Let's see if I got this straight:
you want to wipe your old MS-installation from your drive and assign the place
to Linux. Then you want to install MS on a new HD. You want to start Linux and
MS via LiLo. Right?
Ok. You have but one problem: you can't resize existing Linux partitions with a
Linux program. You will need Partition Magic 4.0 for this (excellent buy
anyway, so get it ;-)).
Proposed procedure:
1.) Delete old MS installation and resize Linux partitions with the P.M. disk.
2.) Install MS on the designed disk.
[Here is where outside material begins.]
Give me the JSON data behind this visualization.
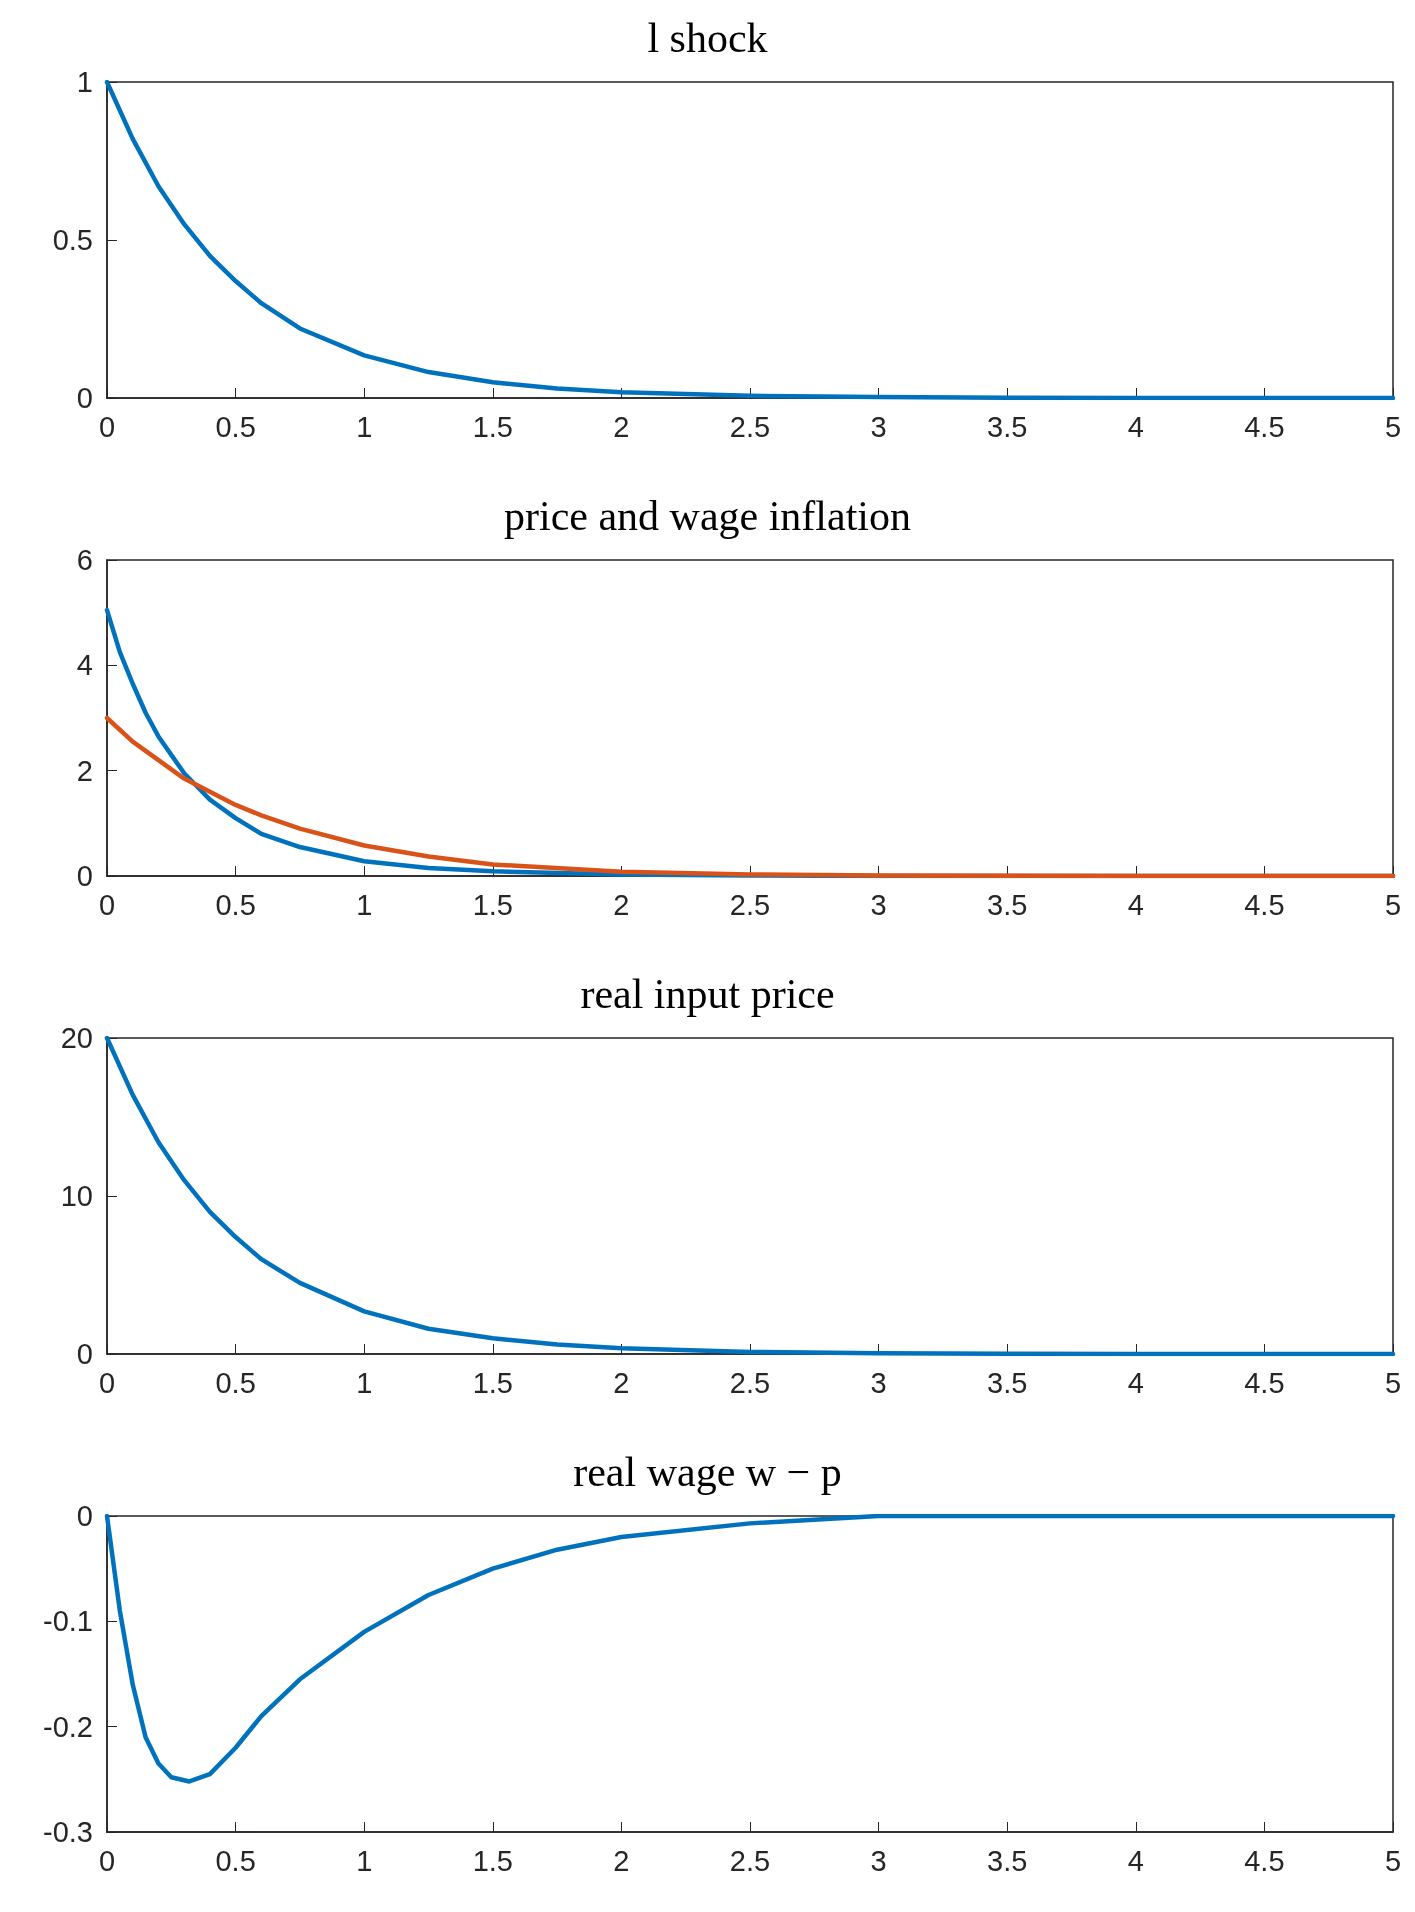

This disk should be the master drive for
this task (i.e. the first on the IDE-bus 1).
3.) Switch the HDs: Linux drive again master, MS drive now slave on the same
IDE bus.
4.) edit /etc/lilo.conf. add:
other = /dev/hdb1
table = /dev/hdb
label = win
5.) run /sbin/lilo
6.) reboot. You should now be able to run MS from the lilo prompt by typing
"win".

Note: You may possibly do one or more steps with disk druid or linuxconfig. I
don't know, I never use them ;-).

For more information, read the Linux+Win95 mini-HOWTO and the LILO mini-HOWTO
(should be in /usr/doc/HOWTO, if you've installed the howto.rpm).

Regards

tom

>[snip]
> "Even Common People Can Attain Uncommon Results!"